Now, I’m not asking you to please the readers of HCN. However, I am getting fed up with all these dark and dystopian stories. I agree with Jason Stoddard when he said that Paolo (Bacigalupi) is a great writer, but that his stories sometimes make me scream in despair, because of their bleakness. And I sincerely wonder if writers *really* like a challenge.

So here it is: write an ambitious story about how the future changes for the better: one that is convincing, as well. As realistic and plausible as you can get it. Then send it my way when I re-open Interzone for email submissions (probably May 2007, but keep an eye on our website and Ralan.com), or to another market. Get it out there.

Of course, this doesn’t mean we should go back to unlimited, naïve optimism of the pulp era, or the 50s. It also means we shouldn’t aim at the romance genre’s HEA (happily ever after) as a prerequisite. No: we live in the 21st Century, so give me a 21st Century story. Let it be grounded in the real, but a real that is more than just nihilistic, cynic, diffident, or disinterested. The progress can be incredibly hardfought, the progress can be met with all possible resistance, have setbacks, and all. But in the end, let there be some kind of progress.
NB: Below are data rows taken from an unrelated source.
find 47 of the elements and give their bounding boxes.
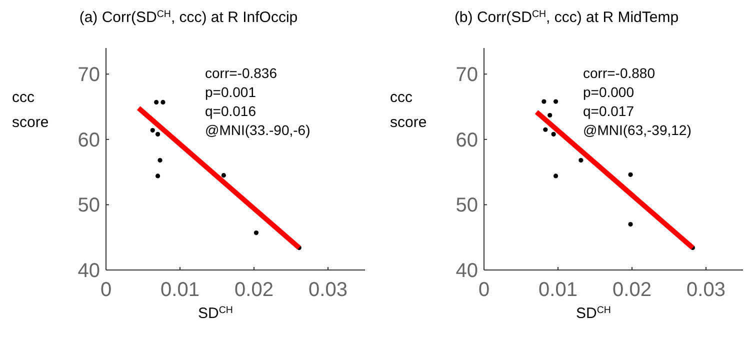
y-tick-label: 60 (456, 129, 478, 152)
point (221, 173, 226, 178)
point (553, 99, 558, 104)
y-tick-label: 40 (78, 260, 100, 282)
point (551, 132, 556, 136)
y-axis-title: ccc score (390, 89, 427, 131)
annotation: q=0.016 (205, 103, 256, 119)
annotation: corr=-0.880 (583, 65, 656, 81)
point (548, 112, 552, 118)
x-tick-label: 0 (100, 279, 112, 301)
x-tick-label: 0.02 (234, 279, 274, 301)
point (628, 172, 633, 177)
point (160, 100, 166, 104)
point (254, 230, 259, 236)
point (628, 222, 633, 227)
point (553, 174, 558, 178)
x-tick-label: 0.03 (686, 279, 726, 301)
annotation: p=0.000 (583, 84, 634, 100)
x-tick-label: 0.02 (612, 279, 652, 301)
point (542, 99, 546, 104)
point (543, 127, 548, 132)
point (156, 174, 160, 178)
x-tick-label: 0.03 (308, 279, 348, 301)
x-axis-title: SD$^{CH}$ (198, 304, 233, 322)
y-tick-label: 50 (78, 194, 100, 217)
annotation: q=0.017 (583, 103, 634, 119)
point (156, 132, 160, 136)
annotation: p=0.001 (205, 84, 256, 100)
point (154, 100, 159, 104)
y-tick-label: 40 (456, 260, 478, 282)
y-tick-label: 70 (78, 64, 100, 86)
point (158, 158, 162, 163)
y-tick-label: 50 (456, 194, 478, 217)
y-tick-label: 60 (78, 129, 100, 152)
x-axis-title: SD$^{CH}$ (576, 304, 611, 322)
point (578, 158, 584, 163)
annotation: @MNI(33.-90,-6) (205, 122, 310, 138)
chart-title: (b) Corr(SD$^{CH}$, ccc) at R MidTemp (454, 8, 679, 26)
x-tick-label: 0.01 (160, 279, 200, 301)
x-tick-label: 0 (478, 279, 490, 301)
annotation: @MNI(63,-39,12) (583, 122, 692, 138)
y-tick-label: 70 (456, 64, 478, 86)
x-tick-label: 0.01 (538, 279, 578, 301)
point (150, 128, 155, 133)
chart-title: (a) Corr(SD$^{CH}$, ccc) at R InfOccip (79, 8, 298, 26)
y-axis-title: ccc score (12, 89, 49, 131)
annotation: corr=-0.836 (205, 65, 278, 81)
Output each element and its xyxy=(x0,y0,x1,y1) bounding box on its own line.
In short, give me a gritty pollyanna, and show me it’s not an oxymoron.

And, while we’re at it, let it be ambitious. Joe Sixpack getting a better job is trivial. Jane Doe winning an office argument is boring. Reach for the sky: try to find at least a partial solution, a partly positive development from the great problems of our time. You could do worse than reading through Edge’s article “What Are You Optimistic About? Why?”, where some of the greatest minds of our time answer exactly that question. Obviously, Jason Stoddard and I are not the only ones who are tired of this trend of depressive thinking.

Don’t be a part of the problem, be a part of the solution. Write that story: it’ll be a hard, enormously hard. But the reward is phenomenal. Be inspired, and then be an inspiration. Let’s face the future with a smile.


So, has this little 'call to arms' generated some upbeat fiction sent to Interzone? Well, judging from what I've seen so far the response is decidedly less than overwhelming. Not sure why, but here are th
ree guesses:

  1. Writers only like 'easy' challenges, not truly 'complex' ones. For example, if a well-known editor says he hates elves, then writers jump out of the woodwork with elf stories just to prove him he's wrong. However, ask them to do something that actually challenges their own assumptions -- a convincing upbeat story, or a convincing near-future story, let alone a combination of the two -- then the utmost majority logs off. Too hard.
  2. The reasoning of 'How can you write an upbeat story in the current dark en depressing political and economic climate?'. Well, I like to think that good SF tries to be ahead of the curve, and that it tries to lead instead of follow, and that it might try to set a good example (and not *only* dystopias as dire warnings: if something's done to death...). Silly me for thinking that.
  3. SF actually likes to wallow in self-despair, and loathes getting out of its self-imposed ghetto. Nothing worse than 'normal' -- or even young -- people being attracted to it, right?
Now, if there is a publisher out there interested in doing an SF anthology of upbeat stories, then I am hereby volunteering to edit it. Just goes to show I'm an optimist at heart.